Fairview Park veterinarian debunks viral post concerning pet owners, gives advice about dog flu

CLEVELAND - Pet owners in Northeast Ohio have a lot to worry about during the winter months when it comes to protecting their four-legged friends.

But now there are new concerns.

DEADLY CLEANING SOLUTION POST

Right now there's a post floating around Facebook claiming the liquid solution used with the popular Swiffer WetJet is killing dogs and cats.

The post has more than 700,000 shares with more than 13,000 comments.

But a local veterinarian said the post is false.

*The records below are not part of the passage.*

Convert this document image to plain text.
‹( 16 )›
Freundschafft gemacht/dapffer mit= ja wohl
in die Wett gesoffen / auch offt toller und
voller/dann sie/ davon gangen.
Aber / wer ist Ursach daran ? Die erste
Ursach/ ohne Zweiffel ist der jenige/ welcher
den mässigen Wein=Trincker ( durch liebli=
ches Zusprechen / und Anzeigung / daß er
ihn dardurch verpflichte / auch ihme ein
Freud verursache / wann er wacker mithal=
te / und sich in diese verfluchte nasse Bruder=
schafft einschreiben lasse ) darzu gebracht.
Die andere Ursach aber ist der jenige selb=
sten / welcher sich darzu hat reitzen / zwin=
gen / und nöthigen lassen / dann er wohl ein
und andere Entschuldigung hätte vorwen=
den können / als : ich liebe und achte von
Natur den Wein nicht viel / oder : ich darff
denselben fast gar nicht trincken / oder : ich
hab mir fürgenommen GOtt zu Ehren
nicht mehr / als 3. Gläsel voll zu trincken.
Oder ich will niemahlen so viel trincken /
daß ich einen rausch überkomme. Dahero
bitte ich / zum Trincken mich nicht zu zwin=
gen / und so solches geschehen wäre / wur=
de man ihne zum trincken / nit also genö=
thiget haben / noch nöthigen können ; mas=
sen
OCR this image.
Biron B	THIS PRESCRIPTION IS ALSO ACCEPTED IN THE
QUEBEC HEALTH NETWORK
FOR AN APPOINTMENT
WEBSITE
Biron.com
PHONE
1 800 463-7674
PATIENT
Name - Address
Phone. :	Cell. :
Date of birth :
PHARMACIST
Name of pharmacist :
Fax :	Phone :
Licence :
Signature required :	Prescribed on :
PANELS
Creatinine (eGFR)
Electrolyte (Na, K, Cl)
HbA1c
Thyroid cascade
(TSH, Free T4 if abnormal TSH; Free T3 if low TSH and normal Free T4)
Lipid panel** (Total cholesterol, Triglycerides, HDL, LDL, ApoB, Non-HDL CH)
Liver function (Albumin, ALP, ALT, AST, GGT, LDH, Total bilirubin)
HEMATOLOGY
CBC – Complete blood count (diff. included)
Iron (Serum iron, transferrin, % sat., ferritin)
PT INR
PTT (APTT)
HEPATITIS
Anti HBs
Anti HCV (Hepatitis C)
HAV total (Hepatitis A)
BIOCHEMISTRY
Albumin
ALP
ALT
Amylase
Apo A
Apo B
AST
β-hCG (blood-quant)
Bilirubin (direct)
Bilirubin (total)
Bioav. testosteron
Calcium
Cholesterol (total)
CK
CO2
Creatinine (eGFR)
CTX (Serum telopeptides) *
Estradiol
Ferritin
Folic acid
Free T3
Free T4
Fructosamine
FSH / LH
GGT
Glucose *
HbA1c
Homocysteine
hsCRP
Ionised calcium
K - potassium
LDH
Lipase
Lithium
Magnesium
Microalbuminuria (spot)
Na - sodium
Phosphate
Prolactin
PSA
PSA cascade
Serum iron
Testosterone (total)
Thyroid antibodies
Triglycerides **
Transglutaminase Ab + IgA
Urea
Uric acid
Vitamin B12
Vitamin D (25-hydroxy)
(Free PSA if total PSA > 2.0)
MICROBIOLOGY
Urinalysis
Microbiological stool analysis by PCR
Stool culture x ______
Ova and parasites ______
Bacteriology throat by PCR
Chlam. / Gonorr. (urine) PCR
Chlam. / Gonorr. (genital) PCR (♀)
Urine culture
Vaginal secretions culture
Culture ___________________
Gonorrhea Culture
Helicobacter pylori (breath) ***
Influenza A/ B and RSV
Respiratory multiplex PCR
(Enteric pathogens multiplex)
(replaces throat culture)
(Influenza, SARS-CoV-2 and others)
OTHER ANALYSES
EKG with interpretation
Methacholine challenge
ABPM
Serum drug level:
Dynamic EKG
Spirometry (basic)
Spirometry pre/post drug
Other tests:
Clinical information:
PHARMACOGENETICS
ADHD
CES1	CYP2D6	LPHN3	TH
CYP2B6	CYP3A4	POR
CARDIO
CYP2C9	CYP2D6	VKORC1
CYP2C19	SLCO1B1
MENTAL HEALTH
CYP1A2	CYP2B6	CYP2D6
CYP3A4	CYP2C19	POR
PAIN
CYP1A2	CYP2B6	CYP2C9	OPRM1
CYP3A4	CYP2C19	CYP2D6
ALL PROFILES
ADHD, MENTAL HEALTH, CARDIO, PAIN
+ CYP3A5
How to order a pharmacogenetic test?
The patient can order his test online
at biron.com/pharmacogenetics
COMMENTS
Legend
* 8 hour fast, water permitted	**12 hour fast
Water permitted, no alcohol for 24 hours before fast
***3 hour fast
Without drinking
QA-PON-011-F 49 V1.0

The picture posted claims that a 5-year-old German Shepherd died after the solution was used inside the dog's home. It said the solution caused the dog to have liver failure eventually leading to its death.

But Dr. Beth Malinich, a veterinarian at the Animal Hospital of Fairview, said this post is a myth.

It was actually debunked about five years ago by snopes.com but five years ago there weren't nearly as many people on Facebook.

"The post said it causes liver failure but if it was an antifreeze product it would cause kidney failure," Dr. Malinich said. "So right away it alerts you to it's not very true."

Dr. Malinich said toxins are weight based. So the more an animal weighs the more toxin it would take to cause any harm.

"So a pet walking across a wet floor is very unlikely to be exposed to enough toxin of almost anything to become ill from it. Especially once it's dried," she said.

Vets said if you see posts like this and you don't know whether it's true or false, call your local veterinarian and ask questions.

DOG FLU

Another concern among dog owners is the widespread flu affecting dogs.

The CDC officially declared the flu outbreak an epidemic for the United States.

But have you noticed your dog sneezing or coughing, too? He or she may have the dog flu.

Dr. Malinich said a new strain of the canine influenza is spreading throughout the country, including Ohio. 

"We have not seen a case in our office, however, there are reported cases in the Columbus area," she said.

Dr. Malinich said the problem began in Florida and surrounding states. Then began spreading to other states when thousands of people and animals were forced to evacuate during Hurricane Erma.

The problem here is that dogs can be highly contagious even before they show symptoms of the dog flu.

The good news though - the dog flu is not contagious to humans and vice versa. 

"Flu viruses are known to mutate, however the human virus that is going around right now, to the best of my knowledge, has not mutated into a canine flu," Dr. Malinich said.

In addition to this type of dog flu, there's an older strain of the canine flu that's been around for several years. 

Dr. Malinich recommends dogs get vaccinated for both strains. Especially dogs who go to daycare centers, the dog park or other places where they're exposed to other canines.